Through the study, the researchers investigated the effect of VR exergaming on gamers’ vision, reaction times, and nausea after both short (10 minutes) and long (50 minutes) gameplay. They found that though Beat Saber was predominantly well-tolerated, certain people suffered from more prolonged side effects.
According to Dr Ancret Szpak, lead researcher of the study, although VR provides potential advantages to exergaming, VR technology is only in its early stages, and there is a lot more to learn.
There’s no doubt that VR provides unparalleled benefits to a range of applications, but it’s important to be wary of how new technologies can affect you, both during and after play. VR is particularly promising for exergaming as it keeps players absorbed in the virtual world while distracting them from feelings of physical effort of exercise.
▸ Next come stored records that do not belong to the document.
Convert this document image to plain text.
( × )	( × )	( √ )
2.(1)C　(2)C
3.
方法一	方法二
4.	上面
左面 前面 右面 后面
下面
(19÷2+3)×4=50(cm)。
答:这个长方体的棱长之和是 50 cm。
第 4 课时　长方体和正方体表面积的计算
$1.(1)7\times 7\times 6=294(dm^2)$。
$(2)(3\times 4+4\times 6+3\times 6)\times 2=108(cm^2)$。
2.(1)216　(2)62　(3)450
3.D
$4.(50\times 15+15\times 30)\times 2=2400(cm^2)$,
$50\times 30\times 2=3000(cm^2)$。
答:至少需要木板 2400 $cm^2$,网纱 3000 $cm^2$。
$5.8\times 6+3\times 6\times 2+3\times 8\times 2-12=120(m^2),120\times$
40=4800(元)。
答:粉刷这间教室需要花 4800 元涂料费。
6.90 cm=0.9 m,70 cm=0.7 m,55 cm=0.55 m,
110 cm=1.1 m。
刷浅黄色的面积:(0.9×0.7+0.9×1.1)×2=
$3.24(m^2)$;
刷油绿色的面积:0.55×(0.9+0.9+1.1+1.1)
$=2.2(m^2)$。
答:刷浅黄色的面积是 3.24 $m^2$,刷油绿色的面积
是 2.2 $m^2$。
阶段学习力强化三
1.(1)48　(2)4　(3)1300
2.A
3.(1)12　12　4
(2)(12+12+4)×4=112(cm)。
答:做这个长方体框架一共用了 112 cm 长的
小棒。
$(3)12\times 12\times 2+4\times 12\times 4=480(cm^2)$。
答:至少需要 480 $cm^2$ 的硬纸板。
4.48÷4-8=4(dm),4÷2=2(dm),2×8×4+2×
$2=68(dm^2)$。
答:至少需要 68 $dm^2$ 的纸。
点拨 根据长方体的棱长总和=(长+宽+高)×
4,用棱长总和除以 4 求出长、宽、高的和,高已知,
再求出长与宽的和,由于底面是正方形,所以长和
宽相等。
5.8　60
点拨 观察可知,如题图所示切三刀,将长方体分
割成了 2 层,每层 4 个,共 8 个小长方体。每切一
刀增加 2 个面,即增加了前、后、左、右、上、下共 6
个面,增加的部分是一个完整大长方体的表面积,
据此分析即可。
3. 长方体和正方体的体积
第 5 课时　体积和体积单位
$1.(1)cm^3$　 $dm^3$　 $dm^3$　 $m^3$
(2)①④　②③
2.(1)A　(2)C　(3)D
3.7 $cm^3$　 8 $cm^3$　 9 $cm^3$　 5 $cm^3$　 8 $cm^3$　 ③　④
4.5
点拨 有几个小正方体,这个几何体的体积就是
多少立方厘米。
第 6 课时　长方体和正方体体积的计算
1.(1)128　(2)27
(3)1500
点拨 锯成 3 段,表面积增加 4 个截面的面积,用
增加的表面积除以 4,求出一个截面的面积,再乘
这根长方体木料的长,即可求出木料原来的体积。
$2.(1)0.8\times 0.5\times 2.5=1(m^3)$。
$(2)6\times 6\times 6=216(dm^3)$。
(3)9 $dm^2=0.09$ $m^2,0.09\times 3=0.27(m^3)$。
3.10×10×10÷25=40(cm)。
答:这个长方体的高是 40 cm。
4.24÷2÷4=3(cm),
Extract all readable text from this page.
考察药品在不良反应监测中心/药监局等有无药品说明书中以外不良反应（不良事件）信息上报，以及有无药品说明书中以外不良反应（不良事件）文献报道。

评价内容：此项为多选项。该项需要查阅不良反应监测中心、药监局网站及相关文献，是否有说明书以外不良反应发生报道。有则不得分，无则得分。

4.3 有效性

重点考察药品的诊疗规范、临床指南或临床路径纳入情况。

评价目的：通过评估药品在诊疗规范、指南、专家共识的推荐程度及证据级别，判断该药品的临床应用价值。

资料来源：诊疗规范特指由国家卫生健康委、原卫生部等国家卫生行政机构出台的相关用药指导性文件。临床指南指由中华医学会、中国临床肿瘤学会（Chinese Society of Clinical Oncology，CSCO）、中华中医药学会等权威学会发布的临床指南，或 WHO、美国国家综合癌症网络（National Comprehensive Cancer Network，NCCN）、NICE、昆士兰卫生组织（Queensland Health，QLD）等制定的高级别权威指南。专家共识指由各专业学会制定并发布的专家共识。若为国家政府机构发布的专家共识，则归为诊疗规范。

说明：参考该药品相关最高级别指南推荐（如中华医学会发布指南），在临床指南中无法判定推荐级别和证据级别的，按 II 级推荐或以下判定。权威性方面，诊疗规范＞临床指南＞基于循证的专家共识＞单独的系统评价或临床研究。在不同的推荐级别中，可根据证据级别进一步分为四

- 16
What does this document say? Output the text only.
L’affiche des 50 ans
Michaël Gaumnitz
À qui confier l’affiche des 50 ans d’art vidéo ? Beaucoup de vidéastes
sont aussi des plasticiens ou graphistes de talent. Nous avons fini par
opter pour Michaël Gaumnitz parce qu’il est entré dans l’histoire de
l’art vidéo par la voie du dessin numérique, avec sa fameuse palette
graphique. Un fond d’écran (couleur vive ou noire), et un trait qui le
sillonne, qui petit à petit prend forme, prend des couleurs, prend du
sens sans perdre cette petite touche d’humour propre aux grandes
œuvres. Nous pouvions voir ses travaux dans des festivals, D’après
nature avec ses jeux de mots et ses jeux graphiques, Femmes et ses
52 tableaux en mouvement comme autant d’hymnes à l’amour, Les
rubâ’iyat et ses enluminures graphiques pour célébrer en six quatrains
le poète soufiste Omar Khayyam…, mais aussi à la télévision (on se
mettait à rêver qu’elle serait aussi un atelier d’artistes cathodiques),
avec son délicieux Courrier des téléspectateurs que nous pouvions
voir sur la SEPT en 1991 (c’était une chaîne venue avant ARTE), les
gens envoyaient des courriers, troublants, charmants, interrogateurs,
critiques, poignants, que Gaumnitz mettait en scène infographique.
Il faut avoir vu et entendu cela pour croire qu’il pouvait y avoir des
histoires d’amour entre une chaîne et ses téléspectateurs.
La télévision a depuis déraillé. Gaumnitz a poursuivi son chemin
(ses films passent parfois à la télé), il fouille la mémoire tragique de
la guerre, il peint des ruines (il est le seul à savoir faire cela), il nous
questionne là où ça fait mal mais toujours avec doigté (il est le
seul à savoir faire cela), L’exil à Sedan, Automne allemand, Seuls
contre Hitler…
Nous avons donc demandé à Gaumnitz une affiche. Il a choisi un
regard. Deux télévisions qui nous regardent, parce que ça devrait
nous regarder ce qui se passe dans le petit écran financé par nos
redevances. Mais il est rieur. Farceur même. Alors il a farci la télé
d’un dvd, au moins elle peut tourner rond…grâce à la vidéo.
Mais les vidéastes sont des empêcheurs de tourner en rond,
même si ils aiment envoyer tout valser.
In this way, people who are not particularly excited about exercise, can still get their game on and get moving.
Dr Ancret Szpak, Study Lead Researcher, University of South Australia
“For VR exergaming, the lessons are twofold: first it’s always a good idea to try a brief VR session to make sure you can tolerate it before you dive into longer play; if you feel a bit dizzy after a short time, you’re likely to feel worse after a longer exposure,” noted Dr Szpak.
“Secondly, after playing any VR—exergaming or otherwise—it’s always wise to wait and see how you feel before you take on any higher-risk activity, such as driving a car,” she added.
“VR is such an exciting field that can potentially provide all sorts of benefits to all sorts of people. But we must walk before we leap. And it’s always best to exercise caution with the unknown,” concluded Dr Szpak.